Inflight emergency: You don’t have to be perfect to be useful

6 minute read


Do what you can, be honest about what you can't and don't be afraid to make the call to recommend that they land the plane.


I recently jinxed myself by reading an article about doctors responding to inflight emergencies, stupidly reading it in the departure lounge at JFK.

I feared I was tempting fate … ED staff are the most superstitious healthcare workers – who else has a list of prohibited words? Like the Q word.

It happened. There was an emergency, and I was “it”. The patient was critically ill with an O2 sat of 73% and GCS of 11 when I got to them.

Here are some practical points that I learned. 

I am certainly no aeromedical expert – there is much that others might have done differently, and there are courses you can do if you’d like to be really prepared.  But I thought to share these points to maybe help others respond – because really, you don’t have to be perfect to be useful. 

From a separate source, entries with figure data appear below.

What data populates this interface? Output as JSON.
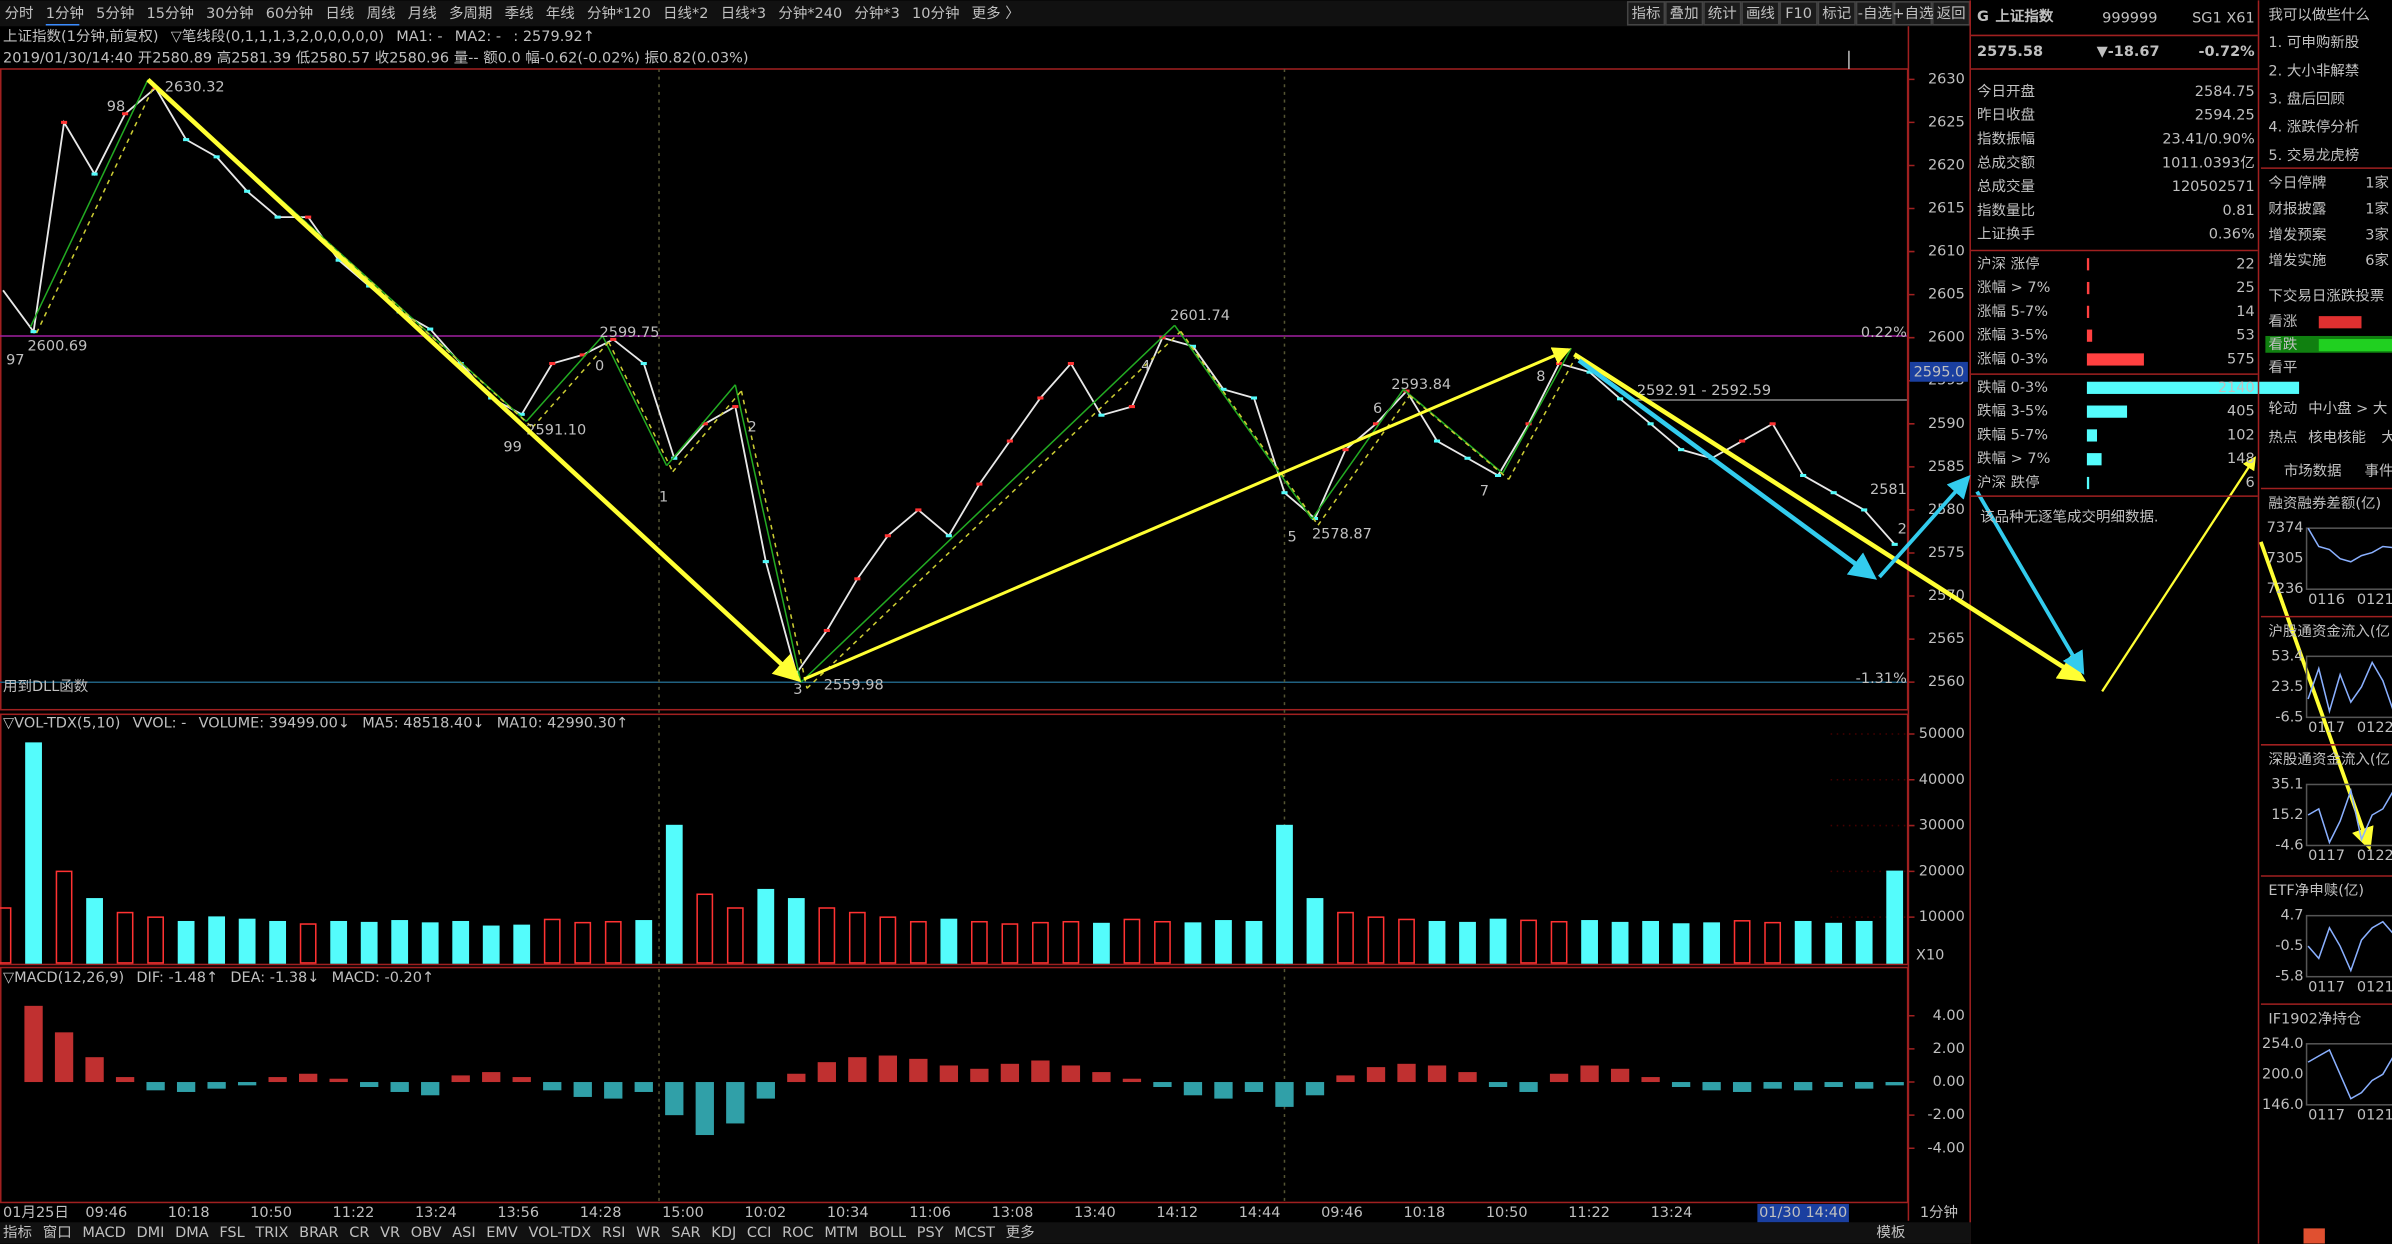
{
  "toolbar": {
    "tabs": [
      "分时",
      "1分钟",
      "5分钟",
      "15分钟",
      "30分钟",
      "60分钟",
      "日线",
      "周线",
      "月线",
      "多周期",
      "季线",
      "年线",
      "分钟*120",
      "日线*2",
      "日线*3",
      "分钟*240",
      "分钟*3",
      "10分钟",
      "更多 〉"
    ],
    "buttons": [
      "指标",
      "叠加",
      "统计",
      "画线",
      "F10",
      "标记",
      "-自选",
      "+自选",
      "返回"
    ]
  },
  "info": {
    "title": "上证指数(1分钟,前复权)",
    "indicator": "▽笔线段(0,1,1,1,3,2,0,0,0,0,0)",
    "ma1": "MA1: -",
    "ma2": "MA2: -",
    "ma2_value": ": 2579.92↑",
    "bar_info": "2019/01/30/14:40 开2580.89 高2581.39 低2580.57 收2580.96 量-- 额0.0 幅-0.62(-0.02%) 振0.82(0.03%)"
  },
  "price_chart": {
    "type": "line",
    "values": [
      2605.5,
      2600.7,
      2625,
      2619,
      2626,
      2629,
      2623,
      2621,
      2617,
      2614,
      2614,
      2609,
      2606,
      2603,
      2601,
      2597,
      2593,
      2591.1,
      2597,
      2598,
      2599.8,
      2597,
      2586,
      2590,
      2592,
      2574,
      2561,
      2566,
      2572,
      2577,
      2580,
      2577,
      2583,
      2588,
      2593,
      2597,
      2591,
      2592,
      2600,
      2599,
      2594,
      2593,
      2582,
      2579,
      2587,
      2590,
      2593.8,
      2588,
      2586,
      2584,
      2590,
      2597,
      2596,
      2592.9,
      2590,
      2587,
      2586,
      2588,
      2590,
      2584,
      2582,
      2580,
      2576
    ],
    "ylim": [
      2556.8,
      2631.2
    ],
    "yticks": [
      2560,
      2565,
      2570,
      2575,
      2580,
      2585,
      2590,
      2595,
      2600,
      2605,
      2610,
      2615,
      2620,
      2625,
      2630
    ],
    "wave_labels": [
      "97",
      "98",
      "99",
      "0",
      "1",
      "2",
      "3",
      "4",
      "5",
      "6",
      "7",
      "8"
    ],
    "price_labels": [
      "2630.32",
      "2600.69",
      "2599.75",
      "2591.10",
      "2559.98",
      "2601.74",
      "2593.84",
      "2578.87",
      "2592.91 - 2592.59",
      "0.22%",
      "-1.31%",
      "2581",
      "2"
    ],
    "current_price": "2595.0",
    "dll_note": "用到DLL函数"
  },
  "volume_chart": {
    "type": "bar",
    "header": [
      "▽VOL-TDX(5,10)",
      "VVOL: -",
      "VOLUME: 39499.00↓",
      "MA5: 48518.40↓",
      "MA10: 42990.30↑"
    ],
    "values": [
      12000,
      48000,
      20000,
      14000,
      11000,
      10000,
      9000,
      10000,
      9500,
      9000,
      8500,
      9000,
      8800,
      9200,
      8700,
      9000,
      8000,
      8200,
      9500,
      8800,
      9000,
      9200,
      30000,
      15000,
      12000,
      16000,
      14000,
      12000,
      11000,
      10000,
      9000,
      9500,
      9000,
      8500,
      8800,
      9000,
      8600,
      9500,
      9000,
      8700,
      9200,
      9000,
      30000,
      14000,
      11000,
      10000,
      9500,
      9000,
      8800,
      9500,
      9300,
      9000,
      9200,
      8800,
      9000,
      8500,
      8700,
      9200,
      8800,
      9000,
      8600,
      9000,
      20000
    ],
    "ylim": [
      0,
      53300
    ],
    "yticks": [
      10000,
      20000,
      30000,
      40000,
      50000
    ],
    "scale_note": "X10"
  },
  "macd_chart": {
    "type": "bar",
    "header": [
      "▽MACD(12,26,9)",
      "DIF: -1.48↑",
      "DEA: -1.38↓",
      "MACD: -0.20↑"
    ],
    "values": [
      0,
      4.6,
      3.0,
      1.5,
      0.3,
      -0.5,
      -0.6,
      -0.4,
      -0.2,
      0.3,
      0.5,
      0.2,
      -0.3,
      -0.6,
      -0.8,
      0.4,
      0.6,
      0.3,
      -0.5,
      -0.9,
      -1.0,
      -0.6,
      -2.0,
      -3.2,
      -2.5,
      -1.0,
      0.5,
      1.2,
      1.5,
      1.6,
      1.4,
      1.0,
      0.8,
      1.1,
      1.3,
      1.0,
      0.6,
      0.2,
      -0.3,
      -0.8,
      -1.0,
      -0.6,
      -1.5,
      -0.8,
      0.4,
      0.9,
      1.1,
      1.0,
      0.6,
      -0.3,
      -0.6,
      0.5,
      1.0,
      0.8,
      0.3,
      -0.3,
      -0.5,
      -0.6,
      -0.4,
      -0.5,
      -0.3,
      -0.4,
      -0.2
    ],
    "ylim": [
      -7.27,
      5.9
    ],
    "yticks": [
      {
        "value": -4,
        "label": "-4.00"
      },
      {
        "value": -2,
        "label": "-2.00"
      },
      {
        "value": 0,
        "label": "0.00"
      },
      {
        "value": 2,
        "label": "2.00"
      },
      {
        "value": 4,
        "label": "4.00"
      }
    ]
  },
  "x_axis": {
    "labels": [
      "01月25日",
      "09:46",
      "10:18",
      "10:50",
      "11:22",
      "13:24",
      "13:56",
      "14:28",
      "15:00",
      "10:02",
      "10:34",
      "11:06",
      "13:08",
      "13:40",
      "14:12",
      "14:44",
      "09:46",
      "10:18",
      "10:50",
      "11:22",
      "13:24"
    ],
    "cursor": "01/30 14:40",
    "period": "1分钟"
  },
  "bottom_tabs": [
    "指标",
    "窗口",
    "MACD",
    "DMI",
    "DMA",
    "FSL",
    "TRIX",
    "BRAR",
    "CR",
    "VR",
    "OBV",
    "ASI",
    "EMV",
    "VOL-TDX",
    "RSI",
    "WR",
    "SAR",
    "KDJ",
    "CCI",
    "ROC",
    "MTM",
    "BOLL",
    "PSY",
    "MCST",
    "更多"
  ],
  "template": "模板",
  "quote": {
    "logo": "G",
    "name": "上证指数",
    "code": "999999",
    "flags": "SG1 X61",
    "price": "2575.58",
    "change": "▼-18.67",
    "change_pct": "-0.72%",
    "rows": [
      [
        "今日开盘",
        "2584.75"
      ],
      [
        "昨日收盘",
        "2594.25"
      ],
      [
        "指数振幅",
        "23.41/0.90%"
      ],
      [
        "总成交额",
        "1011.0393亿"
      ],
      [
        "总成交量",
        "120502571"
      ],
      [
        "指数量比",
        "0.81"
      ],
      [
        "上证换手",
        "0.36%"
      ]
    ],
    "breadth": [
      {
        "label": "沪深 涨停",
        "count": 22
      },
      {
        "label": "涨幅 > 7%",
        "count": 25
      },
      {
        "label": "涨幅 5-7%",
        "count": 14
      },
      {
        "label": "涨幅 3-5%",
        "count": 53
      },
      {
        "label": "涨幅 0-3%",
        "count": 575
      },
      {
        "label": "跌幅 0-3%",
        "count": 2140
      },
      {
        "label": "跌幅 3-5%",
        "count": 405
      },
      {
        "label": "跌幅 5-7%",
        "count": 102
      },
      {
        "label": "跌幅 > 7%",
        "count": 148
      },
      {
        "label": "沪深 跌停",
        "count": 6
      }
    ],
    "note": "该品种无逐笔成交明细数据."
  },
  "side": {
    "title": "我可以做些什么",
    "items": [
      "1. 可申购新股",
      "2. 大小非解禁",
      "3. 盘后回顾",
      "4. 涨跌停分析",
      "5. 交易龙虎榜"
    ],
    "stats": [
      [
        "今日停牌",
        "1家"
      ],
      [
        "财报披露",
        "1家"
      ],
      [
        "增发预案",
        "3家"
      ],
      [
        "增发实施",
        "6家"
      ]
    ],
    "vote_title": "下交易日涨跌投票",
    "votes": [
      "看涨",
      "看跌",
      "看平"
    ],
    "rotation": [
      "轮动",
      "中小盘 > 大"
    ],
    "hot": [
      "热点",
      "核电核能",
      "大"
    ],
    "tabs": [
      "市场数据",
      "事件"
    ],
    "minis": [
      {
        "title": "融资融券差额(亿)",
        "ticks": [
          "7374",
          "7305",
          "7236"
        ],
        "dates": [
          "0116",
          "0121"
        ]
      },
      {
        "title": "沪股通资金流入(亿",
        "ticks": [
          "53.4",
          "23.5",
          "-6.5"
        ],
        "dates": [
          "0117",
          "0122"
        ]
      },
      {
        "title": "深股通资金流入(亿",
        "ticks": [
          "35.1",
          "15.2",
          "-4.6"
        ],
        "dates": [
          "0117",
          "0122"
        ]
      },
      {
        "title": "ETF净申赎(亿)",
        "ticks": [
          "4.7",
          "-0.5",
          "-5.8"
        ],
        "dates": [
          "0117",
          "0121"
        ]
      },
      {
        "title": "IF1902净持仓",
        "ticks": [
          "254.0",
          "200.0",
          "146.0"
        ],
        "dates": [
          "0117",
          "0121"
        ]
      }
    ]
  }
}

  • Check if the airline has access to a medical support service – you may be able to get advice from someone on the ground who is familiar with the equipment and meds on board. Not all have this, but check – it can help a lot!
  • If you own a head lamp, carry it in your carry-on bag.
  • If you have a mask or N95 (preferably), have it in your carry-on bag – you might be responding to respiratory pathogens, and it’s possible that nobody is going to offer you respiratory protection (or gloves).  Grab these before going to the patient – because once you get there it might be too hectic, and you might get distracted from looking after yourself.  Remember – DRSABCDE – the D is a reminder to protect yourself.
  • Do a rapid seat-side assessment of the patient – if you can safely leave their side go somewhere quieter and see what equipment the plane has. They will have a box, and a list of what it contains.
  • If it is possible to move the patient out of their seat and into the galley or staff seating area, this will be much easier than managing them in a cramped economy seating area.
  • Get clarity from staff about where you are: over land or water and how far from safety you are.
  • Grab all the equipment you need to get a set of vitals – this flight had a pulsimeter, as well as a manual sphygmo, thermometer, and glucometer. Once I had that full set, it was clear that a trans-Pacific flight would be far too high a risk, and I made the recommendation to divert and offload within 10 minutes of meeting the patient.
  • If it’s more than a trivial issue, set up a team, composition determined by what you need to do. Mine were
    • If an interpreter is needed – allocate a staff member to find crew or  passenger who can be an interpreter.Allocate one of the crew to hold and keep track of all the gear – don’t put it on the tray tables (as I did) because it will all get knocked on to the floor or into the seat pocket and you’ll be rummaging around when you want to repeat.IV access may not be necessary – but it can be done. If not by you, there may be a nurse or paramedic on board who is willing to do this. (NB – the cannulae may not be valved, so be prepared for free bleeding when you withdraw the trochar – a bit of a shock if you have become accustomed to valved ones.
    • If there is no accompanying family member or friend, and if the patient is too unwell to give a history, allocate a crew member to review their luggage to look for a medication pack and their phone for a med list and allergy information (there may be a specific In Case of Emergency app that can be accessed even when the phone is locked).
    • There will be a very limited amount of fluid for resuscitation, but a 250ml bolus can work wonders for a short duration. (My crew rigged up an IV “pole” by creating a loop with headphone wires, threading through the hole on the IV bag, and clamping the headphones into the door of the overhead bin – brilliant!);
    • The drug list may be full of unfamiliar meds, and odd doses of others, and stuff you expect might be missing. You may not have internet access to look stuff up. But you may be able to get advice from a ground-based doctor. (See point 1, but even if they don’t have a formal service arrangement, there may be the ability to convey a question and get you an answer. For example, I was able to confirm that none of the meds I did not recognise were antibiotics.)
    • Oxygen cylinders are available but may not be full. And on my flight, the flow rate had only two settings – high and low. The mask will likely have a reservoir bag, a bit challenging if managing a CO2 retainer.  It’s likely you will be given a stethoscope, almost certainly of no use. They are the cheap plastic ones, and you can’t hear a thing over cabin noise. BP has to be by palpation, chest assessment using chest expansion and TML.

No matter how crummy you are feeling about your adequacy in the situation – remember you may not be the “best” doctor, but you are the best who is there, and that is what matters.

I handed my patient off to a ground crew approximately 90 minutes after the call went out for “is there a doctor on board”.  On the scale of inflight emergencies, it did not require any legendary heroics, just application of the basics (ABCDE) and I handed him over in better condition than I found him.  

I don’t know what was actually wrong and probably never will – but that’s a lesson too.  Supportive care does not require a diagnosis to be effective, so don’t be intimidated that you can’t tell exactly what’s going on.

Do what you can, be honest about what you can’t and don’t be afraid to make the call to recommend that they land the plane.    

Dr Jillann Farmer is a GP and medical administrator. She is former medical director of the United Nations, currently working as a rural emergency department locum, and as CEO of A Better Culture.